Saturday, May 9, 2009

Supracultural Principle 52 - Grace giving

BIBLICAL BASIS

I am not commanding you, but I want to test the sincerity of your love by comparing it with the earnestness of others. For you know the grace of our Lord Jesus Christ, that though he was rich, yet for your sakes he became poor, so that you through his poverty might become rich.

- 2 Corinthians 8:8-9

Paul did not command the Roman Christians to offer their bodies as living sacrifices to God; rather, he urged or beseeched them. He made clear that they certainly owed this response "in view of God's mercy" (Romans 12:1).
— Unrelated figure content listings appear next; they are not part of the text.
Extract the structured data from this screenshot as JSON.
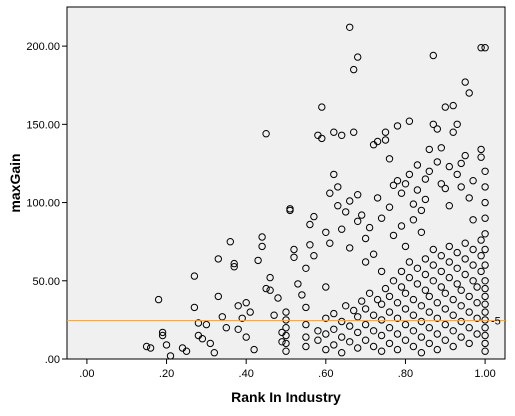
{
  "chart_data": {
    "type": "scatter",
    "xlabel": "Rank In Industry",
    "ylabel": "maxGain",
    "xlim": [
      -0.05,
      1.05
    ],
    "ylim": [
      0,
      225
    ],
    "x_ticks": [
      ".00",
      ".20",
      ".40",
      ".60",
      ".80",
      "1.00"
    ],
    "y_ticks": [
      ".00",
      "50.00",
      "100.00",
      "150.00",
      "200.00"
    ],
    "plot_background": "#f0f0f0",
    "marker": "hollow-circle",
    "reference_line": {
      "value": 24.5,
      "color": "#f0a040",
      "label": "-5"
    },
    "series": [
      {
        "points": [
          [
            0.15,
            8
          ],
          [
            0.16,
            7
          ],
          [
            0.18,
            38
          ],
          [
            0.19,
            17
          ],
          [
            0.19,
            15
          ],
          [
            0.2,
            9
          ],
          [
            0.21,
            2
          ],
          [
            0.24,
            7
          ],
          [
            0.25,
            5
          ],
          [
            0.27,
            53
          ],
          [
            0.27,
            33
          ],
          [
            0.28,
            15
          ],
          [
            0.28,
            23
          ],
          [
            0.29,
            13
          ],
          [
            0.3,
            22
          ],
          [
            0.31,
            10
          ],
          [
            0.32,
            4
          ],
          [
            0.33,
            64
          ],
          [
            0.33,
            40
          ],
          [
            0.34,
            27
          ],
          [
            0.35,
            20
          ],
          [
            0.36,
            75
          ],
          [
            0.37,
            59
          ],
          [
            0.37,
            61
          ],
          [
            0.38,
            34
          ],
          [
            0.38,
            19
          ],
          [
            0.39,
            26
          ],
          [
            0.4,
            36
          ],
          [
            0.4,
            14
          ],
          [
            0.41,
            30
          ],
          [
            0.42,
            6
          ],
          [
            0.43,
            63
          ],
          [
            0.44,
            78
          ],
          [
            0.44,
            72
          ],
          [
            0.45,
            45
          ],
          [
            0.45,
            144
          ],
          [
            0.46,
            44
          ],
          [
            0.46,
            52
          ],
          [
            0.47,
            28
          ],
          [
            0.48,
            39
          ],
          [
            0.49,
            17
          ],
          [
            0.49,
            11
          ],
          [
            0.51,
            96
          ],
          [
            0.51,
            95
          ],
          [
            0.52,
            70
          ],
          [
            0.52,
            65
          ],
          [
            0.53,
            48
          ],
          [
            0.54,
            41
          ],
          [
            0.55,
            58
          ],
          [
            0.55,
            33
          ],
          [
            0.56,
            73
          ],
          [
            0.56,
            86
          ],
          [
            0.57,
            91
          ],
          [
            0.57,
            66
          ],
          [
            0.58,
            143
          ],
          [
            0.59,
            141
          ],
          [
            0.59,
            161
          ],
          [
            0.6,
            46
          ],
          [
            0.6,
            81
          ],
          [
            0.61,
            106
          ],
          [
            0.61,
            74
          ],
          [
            0.62,
            145
          ],
          [
            0.62,
            118
          ],
          [
            0.63,
            98
          ],
          [
            0.63,
            110
          ],
          [
            0.64,
            143
          ],
          [
            0.64,
            83
          ],
          [
            0.65,
            94
          ],
          [
            0.66,
            101
          ],
          [
            0.66,
            212
          ],
          [
            0.66,
            71
          ],
          [
            0.67,
            185
          ],
          [
            0.67,
            145
          ],
          [
            0.68,
            193
          ],
          [
            0.68,
            105
          ],
          [
            0.68,
            88
          ],
          [
            0.69,
            92
          ],
          [
            0.7,
            62
          ],
          [
            0.7,
            77
          ],
          [
            0.71,
            84
          ],
          [
            0.72,
            137
          ],
          [
            0.72,
            67
          ],
          [
            0.73,
            139
          ],
          [
            0.73,
            103
          ],
          [
            0.74,
            90
          ],
          [
            0.74,
            56
          ],
          [
            0.75,
            145
          ],
          [
            0.75,
            140
          ],
          [
            0.76,
            128
          ],
          [
            0.76,
            97
          ],
          [
            0.77,
            111
          ],
          [
            0.77,
            79
          ],
          [
            0.78,
            149
          ],
          [
            0.78,
            114
          ],
          [
            0.79,
            106
          ],
          [
            0.79,
            85
          ],
          [
            0.8,
            112
          ],
          [
            0.8,
            72
          ],
          [
            0.81,
            152
          ],
          [
            0.81,
            118
          ],
          [
            0.82,
            99
          ],
          [
            0.82,
            89
          ],
          [
            0.83,
            124
          ],
          [
            0.83,
            108
          ],
          [
            0.84,
            95
          ],
          [
            0.84,
            81
          ],
          [
            0.85,
            115
          ],
          [
            0.85,
            102
          ],
          [
            0.86,
            134
          ],
          [
            0.86,
            120
          ],
          [
            0.87,
            150
          ],
          [
            0.87,
            194
          ],
          [
            0.88,
            147
          ],
          [
            0.88,
            126
          ],
          [
            0.89,
            135
          ],
          [
            0.89,
            112
          ],
          [
            0.9,
            161
          ],
          [
            0.9,
            109
          ],
          [
            0.91,
            123
          ],
          [
            0.91,
            98
          ],
          [
            0.92,
            145
          ],
          [
            0.92,
            162
          ],
          [
            0.93,
            150
          ],
          [
            0.93,
            118
          ],
          [
            0.94,
            110
          ],
          [
            0.94,
            125
          ],
          [
            0.95,
            130
          ],
          [
            0.95,
            177
          ],
          [
            0.96,
            170
          ],
          [
            0.96,
            103
          ],
          [
            0.97,
            114
          ],
          [
            0.97,
            89
          ],
          [
            0.99,
            134
          ],
          [
            0.99,
            129
          ],
          [
            0.99,
            199
          ],
          [
            1.0,
            199
          ],
          [
            1.0,
            120
          ],
          [
            1.0,
            110
          ],
          [
            1.0,
            100
          ],
          [
            1.0,
            90
          ],
          [
            1.0,
            80
          ],
          [
            1.0,
            70
          ],
          [
            1.0,
            60
          ],
          [
            1.0,
            50
          ],
          [
            1.0,
            45
          ],
          [
            1.0,
            40
          ],
          [
            1.0,
            35
          ],
          [
            1.0,
            30
          ],
          [
            1.0,
            25
          ],
          [
            1.0,
            20
          ],
          [
            1.0,
            15
          ],
          [
            1.0,
            10
          ],
          [
            1.0,
            5
          ],
          [
            0.5,
            5
          ],
          [
            0.5,
            10
          ],
          [
            0.5,
            15
          ],
          [
            0.5,
            20
          ],
          [
            0.5,
            25
          ],
          [
            0.5,
            30
          ],
          [
            0.55,
            8
          ],
          [
            0.55,
            14
          ],
          [
            0.55,
            22
          ],
          [
            0.58,
            12
          ],
          [
            0.58,
            18
          ],
          [
            0.6,
            6
          ],
          [
            0.6,
            16
          ],
          [
            0.6,
            26
          ],
          [
            0.62,
            9
          ],
          [
            0.62,
            19
          ],
          [
            0.62,
            29
          ],
          [
            0.64,
            4
          ],
          [
            0.64,
            14
          ],
          [
            0.64,
            24
          ],
          [
            0.65,
            34
          ],
          [
            0.66,
            11
          ],
          [
            0.66,
            21
          ],
          [
            0.67,
            31
          ],
          [
            0.68,
            7
          ],
          [
            0.68,
            17
          ],
          [
            0.68,
            27
          ],
          [
            0.69,
            37
          ],
          [
            0.7,
            12
          ],
          [
            0.7,
            22
          ],
          [
            0.7,
            32
          ],
          [
            0.71,
            42
          ],
          [
            0.72,
            8
          ],
          [
            0.72,
            18
          ],
          [
            0.72,
            28
          ],
          [
            0.73,
            38
          ],
          [
            0.74,
            5
          ],
          [
            0.74,
            15
          ],
          [
            0.74,
            25
          ],
          [
            0.74,
            35
          ],
          [
            0.75,
            45
          ],
          [
            0.76,
            10
          ],
          [
            0.76,
            20
          ],
          [
            0.76,
            30
          ],
          [
            0.76,
            40
          ],
          [
            0.77,
            50
          ],
          [
            0.78,
            6
          ],
          [
            0.78,
            16
          ],
          [
            0.78,
            26
          ],
          [
            0.78,
            36
          ],
          [
            0.79,
            46
          ],
          [
            0.79,
            56
          ],
          [
            0.8,
            12
          ],
          [
            0.8,
            22
          ],
          [
            0.8,
            32
          ],
          [
            0.8,
            42
          ],
          [
            0.81,
            52
          ],
          [
            0.81,
            62
          ],
          [
            0.82,
            8
          ],
          [
            0.82,
            18
          ],
          [
            0.82,
            28
          ],
          [
            0.82,
            38
          ],
          [
            0.83,
            48
          ],
          [
            0.83,
            58
          ],
          [
            0.84,
            4
          ],
          [
            0.84,
            14
          ],
          [
            0.84,
            24
          ],
          [
            0.84,
            34
          ],
          [
            0.85,
            44
          ],
          [
            0.85,
            54
          ],
          [
            0.85,
            64
          ],
          [
            0.86,
            10
          ],
          [
            0.86,
            20
          ],
          [
            0.86,
            30
          ],
          [
            0.86,
            40
          ],
          [
            0.87,
            50
          ],
          [
            0.87,
            60
          ],
          [
            0.87,
            70
          ],
          [
            0.88,
            6
          ],
          [
            0.88,
            16
          ],
          [
            0.88,
            26
          ],
          [
            0.88,
            36
          ],
          [
            0.89,
            46
          ],
          [
            0.89,
            56
          ],
          [
            0.89,
            66
          ],
          [
            0.9,
            12
          ],
          [
            0.9,
            22
          ],
          [
            0.9,
            32
          ],
          [
            0.9,
            42
          ],
          [
            0.91,
            52
          ],
          [
            0.91,
            62
          ],
          [
            0.91,
            72
          ],
          [
            0.92,
            8
          ],
          [
            0.92,
            18
          ],
          [
            0.92,
            28
          ],
          [
            0.92,
            38
          ],
          [
            0.93,
            48
          ],
          [
            0.93,
            58
          ],
          [
            0.93,
            68
          ],
          [
            0.94,
            14
          ],
          [
            0.94,
            24
          ],
          [
            0.94,
            34
          ],
          [
            0.94,
            44
          ],
          [
            0.95,
            54
          ],
          [
            0.95,
            64
          ],
          [
            0.95,
            74
          ],
          [
            0.96,
            10
          ],
          [
            0.96,
            20
          ],
          [
            0.96,
            30
          ],
          [
            0.96,
            40
          ],
          [
            0.97,
            50
          ],
          [
            0.97,
            60
          ],
          [
            0.97,
            70
          ],
          [
            0.98,
            16
          ],
          [
            0.98,
            26
          ],
          [
            0.98,
            36
          ],
          [
            0.98,
            46
          ],
          [
            0.99,
            56
          ],
          [
            0.99,
            66
          ],
          [
            0.99,
            76
          ]
        ]
      }
    ]
  }
}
But Paul knew God wanted their response to be from their own willingness to do so. Here again we see the correlation between sharing our material possessions and presenting our bodies to God. Though we certainly owe it to the Lord to be generous people because of his generosity to us, he wants our gifts to come from willing hearts.

Paul had a second motive when he penned these words: "I want to test the sincerity of your love by comparing it with the earnestness of others" (2 Corinthians 8:8). This is why he began this section of his letter by illustrating what the Macedonian churches had done. How sincere were the Corinthians?

Supracultral Principle 52

Grace giving

God wants us to share our material possessions not in response to a command but rather out of love, reflecting sincere appreciation for his gift of salvation.

When Paul reminded the Corinthians that he didn't want them to respond to a command to share their material possessions, he at the same time reminded them of Jesus Christ, who willingly became poor so they (and all believers) might become rich (2 Corinthians 8:9). Jesus Christ is our example in every respect. What he, "who, being in very nature God," did for the world in giving his life as a humble ser­vant, even unto death (Philippians 2:6-7), should constantly moti­vate all of us as Christians to joyfully give our material possessions in a generous way. That's "grace giving!"